Emily, on her way downtown the next morning in an “L” train, happened to glance at the newspaper which the man in the next seat was reading. It was the Herald, and she saw a two-column picture of Marguerite. She read the bold headlines: “Marguerite Feronia, ill. The Gold and Glory’s great dancer goes abroad, never to return to the stage or the country.”

She left the train at the next station, bought a Herald and read:

Among the passengers on the Fürst Bismarck yesterday was Marguerite Feronia, who for more years than it would be kind to enumerate has fascinated the gilded youth that throng the Gold and Glory nightly. Miss Feronia has been in failing health for more than a year. Again and again she has been compelled to disappoint her audiences. At last she realised that she was making a hopeless fight against illness and suddenly made up her mind to give up. She told no one of her plans until the last moment. In a letter from the steamship to the manager of the Gold and Glory she declared that she would never return and that she did not expect to live long.

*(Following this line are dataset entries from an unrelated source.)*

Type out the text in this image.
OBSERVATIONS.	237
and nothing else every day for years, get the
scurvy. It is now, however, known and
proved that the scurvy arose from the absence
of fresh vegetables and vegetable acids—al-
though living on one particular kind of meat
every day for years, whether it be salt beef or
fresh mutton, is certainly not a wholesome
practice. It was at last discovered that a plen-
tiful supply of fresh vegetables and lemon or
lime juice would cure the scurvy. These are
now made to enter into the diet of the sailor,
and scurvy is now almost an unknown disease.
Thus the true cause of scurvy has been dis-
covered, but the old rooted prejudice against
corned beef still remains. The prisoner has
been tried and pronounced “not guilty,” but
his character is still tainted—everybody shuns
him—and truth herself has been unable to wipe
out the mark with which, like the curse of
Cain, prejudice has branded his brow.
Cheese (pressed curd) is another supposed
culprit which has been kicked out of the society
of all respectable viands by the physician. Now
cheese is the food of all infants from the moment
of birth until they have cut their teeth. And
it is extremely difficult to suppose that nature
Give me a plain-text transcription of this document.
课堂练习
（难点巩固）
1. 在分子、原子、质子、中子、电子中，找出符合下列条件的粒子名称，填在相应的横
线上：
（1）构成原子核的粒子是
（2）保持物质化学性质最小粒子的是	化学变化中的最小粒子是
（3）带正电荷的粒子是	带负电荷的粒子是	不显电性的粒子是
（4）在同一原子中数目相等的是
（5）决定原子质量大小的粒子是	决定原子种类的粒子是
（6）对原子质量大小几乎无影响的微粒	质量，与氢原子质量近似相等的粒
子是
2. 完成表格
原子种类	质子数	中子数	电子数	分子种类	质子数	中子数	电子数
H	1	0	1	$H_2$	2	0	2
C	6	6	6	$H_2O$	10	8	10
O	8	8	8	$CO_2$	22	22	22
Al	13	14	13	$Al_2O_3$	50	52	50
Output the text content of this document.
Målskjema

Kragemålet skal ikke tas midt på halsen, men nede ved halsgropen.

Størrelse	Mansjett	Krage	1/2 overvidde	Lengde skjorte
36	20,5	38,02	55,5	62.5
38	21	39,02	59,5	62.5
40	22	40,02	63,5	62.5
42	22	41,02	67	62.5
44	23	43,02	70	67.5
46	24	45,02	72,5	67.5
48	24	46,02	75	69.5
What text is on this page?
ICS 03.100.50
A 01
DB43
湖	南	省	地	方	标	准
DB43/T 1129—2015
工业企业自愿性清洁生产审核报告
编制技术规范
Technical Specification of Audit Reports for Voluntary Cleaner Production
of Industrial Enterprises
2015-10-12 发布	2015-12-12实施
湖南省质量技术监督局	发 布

The account was brief out of all proportion to the headlines, and to the local importance of the subject. Emily went at once to the newspaper files when she reached her office. In no other paper was there so much as in the Herald. She could find no clue to the mystery.

“At least he is free,” she thought. “And that is the important point. At least he is free—we are free.”

Although she repeated this again and again and tried to rouse herself to a sense of the joy it should convey, she continued in a state of groping depression.

Toward three o’clock came a telegram from Stilson—“Shall you be at home this evening? Most anxious to see you. Please answer, Democrat office.” She telegraphed for him to come, and her spirits began to rise. At last the dawn! At last the day! And her eyes were sparkling and she was so gay that her associates noted it, and “the old lady” confided to Mr. Burnham that she “had been wondering how much longer such a sweet, beautiful girl would have to wait before some man would have the sense to propose to her.” Nor was she less gay at heart when Stilson was shown into her little drawing-room, although she kept it out of her face—Marguerite’s departure might have been sad.